You don't need to do most of the subqueries that are in your query--the master query can be recrafted to use regular table join syntax. Joins to subqueries containing subqueries presents a challenge to the SQL optimizer that it may not be able to meet. But by using regular joins, the optimizer has a much better chance at identifying more efficient query strategies.

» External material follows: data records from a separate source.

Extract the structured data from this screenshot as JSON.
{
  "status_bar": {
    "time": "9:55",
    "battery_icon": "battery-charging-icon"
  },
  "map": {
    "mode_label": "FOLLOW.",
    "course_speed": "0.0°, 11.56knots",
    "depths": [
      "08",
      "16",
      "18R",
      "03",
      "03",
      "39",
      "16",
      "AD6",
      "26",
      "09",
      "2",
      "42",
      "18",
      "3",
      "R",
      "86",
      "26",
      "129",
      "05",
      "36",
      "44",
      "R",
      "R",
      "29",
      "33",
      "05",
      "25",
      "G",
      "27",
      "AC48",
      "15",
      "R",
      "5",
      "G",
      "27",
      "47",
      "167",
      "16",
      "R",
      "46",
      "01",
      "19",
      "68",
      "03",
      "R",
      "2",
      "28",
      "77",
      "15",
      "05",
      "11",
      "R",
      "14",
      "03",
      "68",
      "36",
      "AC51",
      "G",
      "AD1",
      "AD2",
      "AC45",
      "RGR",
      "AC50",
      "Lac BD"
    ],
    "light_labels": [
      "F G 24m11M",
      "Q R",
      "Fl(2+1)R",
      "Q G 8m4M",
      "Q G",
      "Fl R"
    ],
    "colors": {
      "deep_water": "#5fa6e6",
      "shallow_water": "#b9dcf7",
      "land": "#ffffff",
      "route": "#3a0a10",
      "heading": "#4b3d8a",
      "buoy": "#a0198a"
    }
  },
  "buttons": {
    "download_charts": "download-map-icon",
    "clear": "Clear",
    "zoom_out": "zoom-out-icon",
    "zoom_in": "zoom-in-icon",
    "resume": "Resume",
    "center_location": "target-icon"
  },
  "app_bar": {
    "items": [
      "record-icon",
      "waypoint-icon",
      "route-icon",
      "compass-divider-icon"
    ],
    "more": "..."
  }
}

You don't tag which SQL engine you're using. Every database has proprietary extensions that may allow for speedier or more efficient queries. It would be easier to provide useful feedback if you indicated whether you were using MySQL, SQL Server, Oracle, etc.
Regardless of the database you're using, reviewing the query plan is always a good place to start. This will tell you where most of the I/O and time in your query is being spent.
Just on general principle, make sure your statistics are up-to-date.
It's may not be solvable by any of us without the real stuff to test with.
IF that's the case and nobody else posts the answer, I can still help. Here is how to trouble shoot it.
(1) take joins and pieces out one by one.
(2) this will cause errors. Remove or fake the references to get rid of them.
(3) see how that works.
(4) Put items back before you try taking something else out
(5) keep track...
(6) also be aware where a removal of something might drastically reduce the result set.
You might find you're missing an index or some other smoking gun.
I was having the same problem and I was able to solve it by indexing one of the tables and setting a primary key.
I strongly suspect that the problem lies in the number of joins you're doing. A lot of databases do joins basically by systemically checking all possible combinations of the various tables as being valid - so if you're joinging table A and B on column C, and A looks like:
Name:C
Fred:1
Alice:2
Betty:3
While B looks like:
C:Pet
1:Alligator
2:Lion
3:T-Rex
When you do the join, it checks all 9 possibilities:
Fred:1:1:Alligator
Fred:1:2:Lion
Fred:1:3:T-Rex
Alice:2:1:Alligator
Alice:2:2:Lion
Alice:2:3:T-Rex
Betty:3:1:Alligator
Betty:3:2:Lion
Betty:3:3:T-Rex
And goes through and deletes the non-matching ones:
Fred:1:1:Alligator
Alice:2:2:Lion
Betty:3:3:T-Rex
... which means with three entries in each table, it creates nine temporary records, sorts through them all, and deletes six of them ... all before it actually sorts through the results for what you're after (so if you are looking for Betty's Pet, you only want one row on that final result).
... and you're doing how many joins and sub-queries?